On the way back in I noticed that on the other side of the road there was a gate with metal rails and I guessed that's where last night's rhythmic rattling had come from, and the haunting music. It seemed a pity that I would never be able to identify what it was or who had been playing it so beautifully. But there we are, such is life, full of flowers that wither just as we discover their essential beauty.

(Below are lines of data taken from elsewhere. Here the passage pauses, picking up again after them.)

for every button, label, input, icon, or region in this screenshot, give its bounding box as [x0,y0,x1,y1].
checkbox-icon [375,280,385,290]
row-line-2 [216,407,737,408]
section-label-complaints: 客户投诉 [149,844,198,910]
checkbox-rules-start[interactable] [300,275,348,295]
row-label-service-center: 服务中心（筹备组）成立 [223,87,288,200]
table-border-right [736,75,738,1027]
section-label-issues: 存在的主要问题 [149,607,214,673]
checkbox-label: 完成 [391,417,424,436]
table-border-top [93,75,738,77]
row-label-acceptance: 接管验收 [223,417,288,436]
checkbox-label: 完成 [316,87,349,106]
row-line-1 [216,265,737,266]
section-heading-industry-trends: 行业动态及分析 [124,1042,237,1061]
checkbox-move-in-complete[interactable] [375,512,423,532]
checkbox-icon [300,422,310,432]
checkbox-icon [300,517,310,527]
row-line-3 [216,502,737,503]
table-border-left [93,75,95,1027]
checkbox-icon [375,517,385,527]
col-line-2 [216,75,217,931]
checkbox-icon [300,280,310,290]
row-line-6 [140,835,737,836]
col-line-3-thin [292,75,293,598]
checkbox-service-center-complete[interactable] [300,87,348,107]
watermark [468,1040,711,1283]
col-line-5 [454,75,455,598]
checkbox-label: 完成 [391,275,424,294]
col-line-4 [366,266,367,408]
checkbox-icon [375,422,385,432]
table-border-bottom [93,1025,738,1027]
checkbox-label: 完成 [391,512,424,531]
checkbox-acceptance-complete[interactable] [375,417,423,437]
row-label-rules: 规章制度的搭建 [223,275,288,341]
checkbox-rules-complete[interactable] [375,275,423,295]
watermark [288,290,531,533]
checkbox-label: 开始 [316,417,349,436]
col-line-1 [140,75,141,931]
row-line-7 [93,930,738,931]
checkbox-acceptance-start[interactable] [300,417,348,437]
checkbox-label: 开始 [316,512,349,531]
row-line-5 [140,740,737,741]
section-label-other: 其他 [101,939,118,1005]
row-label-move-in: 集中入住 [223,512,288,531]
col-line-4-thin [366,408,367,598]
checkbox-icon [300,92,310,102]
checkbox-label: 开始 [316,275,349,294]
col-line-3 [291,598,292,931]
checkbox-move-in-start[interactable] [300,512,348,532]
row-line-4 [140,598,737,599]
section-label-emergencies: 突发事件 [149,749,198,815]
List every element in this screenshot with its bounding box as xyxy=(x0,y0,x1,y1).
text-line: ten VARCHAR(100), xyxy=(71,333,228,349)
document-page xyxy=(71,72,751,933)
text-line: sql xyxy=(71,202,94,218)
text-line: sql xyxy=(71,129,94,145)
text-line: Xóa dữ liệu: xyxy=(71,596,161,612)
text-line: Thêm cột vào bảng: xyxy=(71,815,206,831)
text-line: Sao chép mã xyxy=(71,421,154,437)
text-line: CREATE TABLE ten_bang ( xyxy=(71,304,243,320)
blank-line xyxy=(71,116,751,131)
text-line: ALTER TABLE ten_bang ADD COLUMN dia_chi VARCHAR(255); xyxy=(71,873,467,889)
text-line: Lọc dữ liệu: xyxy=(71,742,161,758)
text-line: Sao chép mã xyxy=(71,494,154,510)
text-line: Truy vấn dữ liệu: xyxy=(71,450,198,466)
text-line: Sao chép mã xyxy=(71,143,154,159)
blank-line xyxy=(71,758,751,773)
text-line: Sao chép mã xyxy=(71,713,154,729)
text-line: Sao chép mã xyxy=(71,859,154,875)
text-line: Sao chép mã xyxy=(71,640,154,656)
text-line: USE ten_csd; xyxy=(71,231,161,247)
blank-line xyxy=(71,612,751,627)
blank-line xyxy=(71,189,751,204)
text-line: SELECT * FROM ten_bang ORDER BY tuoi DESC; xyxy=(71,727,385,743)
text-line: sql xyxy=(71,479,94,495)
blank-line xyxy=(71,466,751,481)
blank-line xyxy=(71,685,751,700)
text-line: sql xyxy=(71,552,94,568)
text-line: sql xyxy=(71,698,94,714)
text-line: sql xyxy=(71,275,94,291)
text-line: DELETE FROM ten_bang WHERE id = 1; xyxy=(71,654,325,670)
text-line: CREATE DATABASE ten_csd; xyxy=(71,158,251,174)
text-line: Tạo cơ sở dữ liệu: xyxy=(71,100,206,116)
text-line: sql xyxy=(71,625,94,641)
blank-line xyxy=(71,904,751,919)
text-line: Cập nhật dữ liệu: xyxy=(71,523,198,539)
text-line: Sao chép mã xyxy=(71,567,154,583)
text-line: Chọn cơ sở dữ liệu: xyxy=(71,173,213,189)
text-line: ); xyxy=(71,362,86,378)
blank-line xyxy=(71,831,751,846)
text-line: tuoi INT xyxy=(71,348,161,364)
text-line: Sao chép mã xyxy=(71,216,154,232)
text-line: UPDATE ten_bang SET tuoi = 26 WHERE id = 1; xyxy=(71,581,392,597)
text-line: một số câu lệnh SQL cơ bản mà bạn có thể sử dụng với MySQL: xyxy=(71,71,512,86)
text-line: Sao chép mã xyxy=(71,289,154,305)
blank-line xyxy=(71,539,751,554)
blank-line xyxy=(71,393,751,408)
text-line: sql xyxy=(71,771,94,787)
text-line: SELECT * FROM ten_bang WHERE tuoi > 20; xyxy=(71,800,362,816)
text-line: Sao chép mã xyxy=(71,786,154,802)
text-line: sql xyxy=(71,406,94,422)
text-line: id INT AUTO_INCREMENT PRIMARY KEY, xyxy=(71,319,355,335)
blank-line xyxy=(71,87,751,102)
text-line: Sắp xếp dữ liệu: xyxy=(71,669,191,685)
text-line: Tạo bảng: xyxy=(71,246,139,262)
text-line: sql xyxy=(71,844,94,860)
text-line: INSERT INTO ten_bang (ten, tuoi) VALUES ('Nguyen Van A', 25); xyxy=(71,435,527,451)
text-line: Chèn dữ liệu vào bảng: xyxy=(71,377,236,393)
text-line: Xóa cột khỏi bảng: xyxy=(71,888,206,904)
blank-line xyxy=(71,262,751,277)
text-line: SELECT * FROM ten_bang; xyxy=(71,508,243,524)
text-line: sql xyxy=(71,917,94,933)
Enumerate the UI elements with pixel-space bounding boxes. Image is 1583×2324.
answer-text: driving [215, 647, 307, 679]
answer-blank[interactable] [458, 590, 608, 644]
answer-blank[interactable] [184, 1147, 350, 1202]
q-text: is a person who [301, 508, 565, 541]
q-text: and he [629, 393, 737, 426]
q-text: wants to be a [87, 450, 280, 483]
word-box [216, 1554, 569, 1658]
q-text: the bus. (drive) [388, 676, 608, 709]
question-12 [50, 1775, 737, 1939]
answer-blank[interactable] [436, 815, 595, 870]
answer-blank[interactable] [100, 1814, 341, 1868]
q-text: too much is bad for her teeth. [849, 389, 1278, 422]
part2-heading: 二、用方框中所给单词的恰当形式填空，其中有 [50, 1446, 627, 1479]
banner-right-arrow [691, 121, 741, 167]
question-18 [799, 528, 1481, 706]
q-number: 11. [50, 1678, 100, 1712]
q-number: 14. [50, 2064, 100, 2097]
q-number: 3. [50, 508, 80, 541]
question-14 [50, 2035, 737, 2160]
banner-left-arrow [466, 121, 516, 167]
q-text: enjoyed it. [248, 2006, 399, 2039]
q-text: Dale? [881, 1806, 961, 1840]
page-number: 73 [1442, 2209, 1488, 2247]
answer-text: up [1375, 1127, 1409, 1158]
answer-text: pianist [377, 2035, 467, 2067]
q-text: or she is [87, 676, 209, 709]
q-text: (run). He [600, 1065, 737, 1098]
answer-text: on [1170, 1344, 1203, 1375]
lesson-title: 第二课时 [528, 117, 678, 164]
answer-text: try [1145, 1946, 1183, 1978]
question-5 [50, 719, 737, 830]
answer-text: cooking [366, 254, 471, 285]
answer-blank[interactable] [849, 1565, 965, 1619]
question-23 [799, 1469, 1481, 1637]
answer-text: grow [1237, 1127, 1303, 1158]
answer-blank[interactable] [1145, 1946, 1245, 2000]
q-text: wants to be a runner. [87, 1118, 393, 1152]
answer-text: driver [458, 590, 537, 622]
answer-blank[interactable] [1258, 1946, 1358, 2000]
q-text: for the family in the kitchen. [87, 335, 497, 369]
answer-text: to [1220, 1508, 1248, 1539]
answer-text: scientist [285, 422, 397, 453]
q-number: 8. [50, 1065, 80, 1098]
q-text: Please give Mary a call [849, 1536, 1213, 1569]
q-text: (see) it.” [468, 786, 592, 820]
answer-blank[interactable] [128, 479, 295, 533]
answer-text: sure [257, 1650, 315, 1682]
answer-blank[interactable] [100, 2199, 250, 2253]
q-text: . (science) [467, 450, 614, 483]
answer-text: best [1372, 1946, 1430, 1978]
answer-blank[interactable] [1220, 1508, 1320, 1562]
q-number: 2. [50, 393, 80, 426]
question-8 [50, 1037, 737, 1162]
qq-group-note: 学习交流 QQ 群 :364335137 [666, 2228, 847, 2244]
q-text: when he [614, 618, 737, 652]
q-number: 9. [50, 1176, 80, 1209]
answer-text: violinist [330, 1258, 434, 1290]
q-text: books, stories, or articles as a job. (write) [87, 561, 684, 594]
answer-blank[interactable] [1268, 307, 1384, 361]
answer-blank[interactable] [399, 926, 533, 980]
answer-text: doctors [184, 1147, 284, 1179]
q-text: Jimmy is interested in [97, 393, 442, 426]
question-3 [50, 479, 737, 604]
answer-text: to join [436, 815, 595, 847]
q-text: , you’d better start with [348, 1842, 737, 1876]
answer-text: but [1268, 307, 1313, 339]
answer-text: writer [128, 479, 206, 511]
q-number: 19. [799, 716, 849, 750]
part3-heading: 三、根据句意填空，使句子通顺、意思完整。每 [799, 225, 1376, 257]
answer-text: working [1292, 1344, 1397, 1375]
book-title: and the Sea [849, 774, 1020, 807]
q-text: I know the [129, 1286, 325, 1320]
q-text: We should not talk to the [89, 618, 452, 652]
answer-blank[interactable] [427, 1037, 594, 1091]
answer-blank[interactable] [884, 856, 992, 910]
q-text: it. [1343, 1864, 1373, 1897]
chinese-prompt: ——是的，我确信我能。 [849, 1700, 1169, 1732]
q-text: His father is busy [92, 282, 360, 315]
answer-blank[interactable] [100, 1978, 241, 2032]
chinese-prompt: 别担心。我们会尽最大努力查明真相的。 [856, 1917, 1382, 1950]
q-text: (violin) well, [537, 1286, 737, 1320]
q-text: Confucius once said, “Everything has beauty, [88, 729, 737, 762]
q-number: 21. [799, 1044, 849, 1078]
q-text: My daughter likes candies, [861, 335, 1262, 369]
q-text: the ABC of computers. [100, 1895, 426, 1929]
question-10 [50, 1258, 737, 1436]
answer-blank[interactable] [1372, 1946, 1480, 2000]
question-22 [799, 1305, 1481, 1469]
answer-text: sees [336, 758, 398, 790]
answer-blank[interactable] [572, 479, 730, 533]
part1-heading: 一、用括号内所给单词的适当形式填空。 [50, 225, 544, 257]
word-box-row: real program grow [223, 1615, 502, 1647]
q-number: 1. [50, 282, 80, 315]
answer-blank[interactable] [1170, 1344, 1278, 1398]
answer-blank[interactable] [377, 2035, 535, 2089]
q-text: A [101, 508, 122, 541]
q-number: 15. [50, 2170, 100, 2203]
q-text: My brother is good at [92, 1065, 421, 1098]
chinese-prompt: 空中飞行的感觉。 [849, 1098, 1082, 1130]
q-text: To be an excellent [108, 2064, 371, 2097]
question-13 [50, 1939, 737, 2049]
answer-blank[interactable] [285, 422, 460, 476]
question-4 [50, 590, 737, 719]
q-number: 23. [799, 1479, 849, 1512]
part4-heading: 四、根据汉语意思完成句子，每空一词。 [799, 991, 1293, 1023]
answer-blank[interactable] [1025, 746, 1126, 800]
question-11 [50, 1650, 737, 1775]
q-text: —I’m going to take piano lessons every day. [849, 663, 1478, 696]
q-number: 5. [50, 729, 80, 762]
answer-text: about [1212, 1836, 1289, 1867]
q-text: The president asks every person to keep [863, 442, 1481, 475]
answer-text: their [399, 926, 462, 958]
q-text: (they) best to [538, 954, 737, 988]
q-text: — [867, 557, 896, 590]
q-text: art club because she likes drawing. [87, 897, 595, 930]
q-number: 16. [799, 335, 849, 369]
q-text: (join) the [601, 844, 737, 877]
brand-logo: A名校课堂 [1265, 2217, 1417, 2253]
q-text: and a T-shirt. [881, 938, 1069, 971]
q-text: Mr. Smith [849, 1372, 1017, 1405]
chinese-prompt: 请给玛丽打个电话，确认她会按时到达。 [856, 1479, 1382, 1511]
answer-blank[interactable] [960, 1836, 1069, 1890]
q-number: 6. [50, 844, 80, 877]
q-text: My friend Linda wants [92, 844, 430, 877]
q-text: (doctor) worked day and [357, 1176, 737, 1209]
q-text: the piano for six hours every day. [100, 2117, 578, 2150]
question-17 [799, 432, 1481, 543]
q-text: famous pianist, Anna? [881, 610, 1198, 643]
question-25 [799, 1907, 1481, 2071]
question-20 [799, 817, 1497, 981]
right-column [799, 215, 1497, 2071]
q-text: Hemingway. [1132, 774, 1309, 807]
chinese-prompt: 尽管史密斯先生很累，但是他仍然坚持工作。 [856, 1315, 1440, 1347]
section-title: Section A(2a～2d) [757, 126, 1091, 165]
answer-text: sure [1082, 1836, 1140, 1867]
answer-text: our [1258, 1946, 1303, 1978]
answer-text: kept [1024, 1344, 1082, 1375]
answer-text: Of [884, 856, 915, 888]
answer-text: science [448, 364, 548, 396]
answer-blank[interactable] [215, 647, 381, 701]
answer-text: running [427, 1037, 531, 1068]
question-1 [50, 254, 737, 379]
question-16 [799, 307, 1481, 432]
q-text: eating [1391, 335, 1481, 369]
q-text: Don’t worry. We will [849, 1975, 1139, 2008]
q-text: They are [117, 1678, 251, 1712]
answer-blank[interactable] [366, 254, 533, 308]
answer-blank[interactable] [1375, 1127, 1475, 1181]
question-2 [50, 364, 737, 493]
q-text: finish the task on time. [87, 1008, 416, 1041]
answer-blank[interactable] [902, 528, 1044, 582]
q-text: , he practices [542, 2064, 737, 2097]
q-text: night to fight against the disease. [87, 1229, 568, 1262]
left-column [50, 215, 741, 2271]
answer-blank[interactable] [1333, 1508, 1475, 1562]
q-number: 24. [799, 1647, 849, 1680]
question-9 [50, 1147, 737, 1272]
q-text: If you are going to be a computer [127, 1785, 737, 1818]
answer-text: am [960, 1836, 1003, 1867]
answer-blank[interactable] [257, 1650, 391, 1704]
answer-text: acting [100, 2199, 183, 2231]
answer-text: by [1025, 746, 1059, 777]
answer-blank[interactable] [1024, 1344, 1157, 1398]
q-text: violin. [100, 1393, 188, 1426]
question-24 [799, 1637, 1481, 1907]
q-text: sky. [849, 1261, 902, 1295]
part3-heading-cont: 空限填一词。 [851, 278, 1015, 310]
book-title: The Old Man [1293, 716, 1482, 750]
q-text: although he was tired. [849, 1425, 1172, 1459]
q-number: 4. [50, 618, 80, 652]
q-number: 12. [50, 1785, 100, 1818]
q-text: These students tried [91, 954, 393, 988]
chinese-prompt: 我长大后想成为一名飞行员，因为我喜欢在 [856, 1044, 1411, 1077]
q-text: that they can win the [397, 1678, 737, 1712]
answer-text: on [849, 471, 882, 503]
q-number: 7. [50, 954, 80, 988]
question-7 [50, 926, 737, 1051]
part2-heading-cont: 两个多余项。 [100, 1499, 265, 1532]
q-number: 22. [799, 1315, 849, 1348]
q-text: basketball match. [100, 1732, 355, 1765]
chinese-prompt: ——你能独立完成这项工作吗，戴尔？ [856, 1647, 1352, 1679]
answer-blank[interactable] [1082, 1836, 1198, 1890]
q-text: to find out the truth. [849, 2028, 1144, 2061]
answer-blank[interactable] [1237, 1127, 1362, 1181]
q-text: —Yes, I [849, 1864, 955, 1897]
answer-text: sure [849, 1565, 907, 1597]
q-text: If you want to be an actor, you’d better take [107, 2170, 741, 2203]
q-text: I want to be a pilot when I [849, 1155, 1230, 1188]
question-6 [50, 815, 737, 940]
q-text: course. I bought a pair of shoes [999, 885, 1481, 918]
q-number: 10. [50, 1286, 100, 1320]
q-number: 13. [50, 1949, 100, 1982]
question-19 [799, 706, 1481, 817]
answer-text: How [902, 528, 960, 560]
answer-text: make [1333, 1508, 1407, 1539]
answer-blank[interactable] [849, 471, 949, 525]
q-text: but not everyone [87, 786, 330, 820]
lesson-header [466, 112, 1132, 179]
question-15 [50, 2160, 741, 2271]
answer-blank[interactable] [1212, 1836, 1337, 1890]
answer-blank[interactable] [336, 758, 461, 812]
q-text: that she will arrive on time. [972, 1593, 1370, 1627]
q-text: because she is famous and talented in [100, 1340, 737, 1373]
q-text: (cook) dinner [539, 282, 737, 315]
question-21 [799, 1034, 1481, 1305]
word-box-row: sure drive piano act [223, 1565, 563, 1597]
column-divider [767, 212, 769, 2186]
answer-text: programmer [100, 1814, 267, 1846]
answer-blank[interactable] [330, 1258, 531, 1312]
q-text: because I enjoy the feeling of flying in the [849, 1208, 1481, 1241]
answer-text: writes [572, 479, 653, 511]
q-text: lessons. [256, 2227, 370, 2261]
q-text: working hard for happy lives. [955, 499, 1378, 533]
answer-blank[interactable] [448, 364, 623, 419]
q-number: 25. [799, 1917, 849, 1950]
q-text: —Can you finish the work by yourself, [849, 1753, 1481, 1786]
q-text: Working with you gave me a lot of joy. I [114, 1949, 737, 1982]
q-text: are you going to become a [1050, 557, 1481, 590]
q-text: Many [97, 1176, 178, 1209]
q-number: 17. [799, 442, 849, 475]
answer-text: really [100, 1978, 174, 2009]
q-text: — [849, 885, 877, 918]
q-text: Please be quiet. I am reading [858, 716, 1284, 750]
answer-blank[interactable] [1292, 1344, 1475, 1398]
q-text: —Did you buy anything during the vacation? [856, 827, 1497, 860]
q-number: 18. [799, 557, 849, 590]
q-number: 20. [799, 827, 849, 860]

It was already almost 4pm so I spent a little time planning my route for the next few days and booked myself a room in a youth hostel in Valencia as I had not had any response from warm showers. The rest of the day I spent practicing on the ukulele, writing all this up and doing some yoga and meditation. The Buddhist tradition I tend to follow is known as the Thai forest tradition and there are special observance days for practice for those who are anagarikas, or who follow eight precepts instead of the normal five. Today was a full moon so I was pleased to have the time at my disposal to spend a little extra time in formal meditation. While I was doing so the town clock chimed and I found it was impossible to continue with my mantra and counting the mala beads. And I remembered that most, maybe all Buddhist temples also have bells that are used to call the awareness back to a state of mindfulness of the present moment. Maybe this was the reason I felt so much at home with the hourly chiming of the church bells.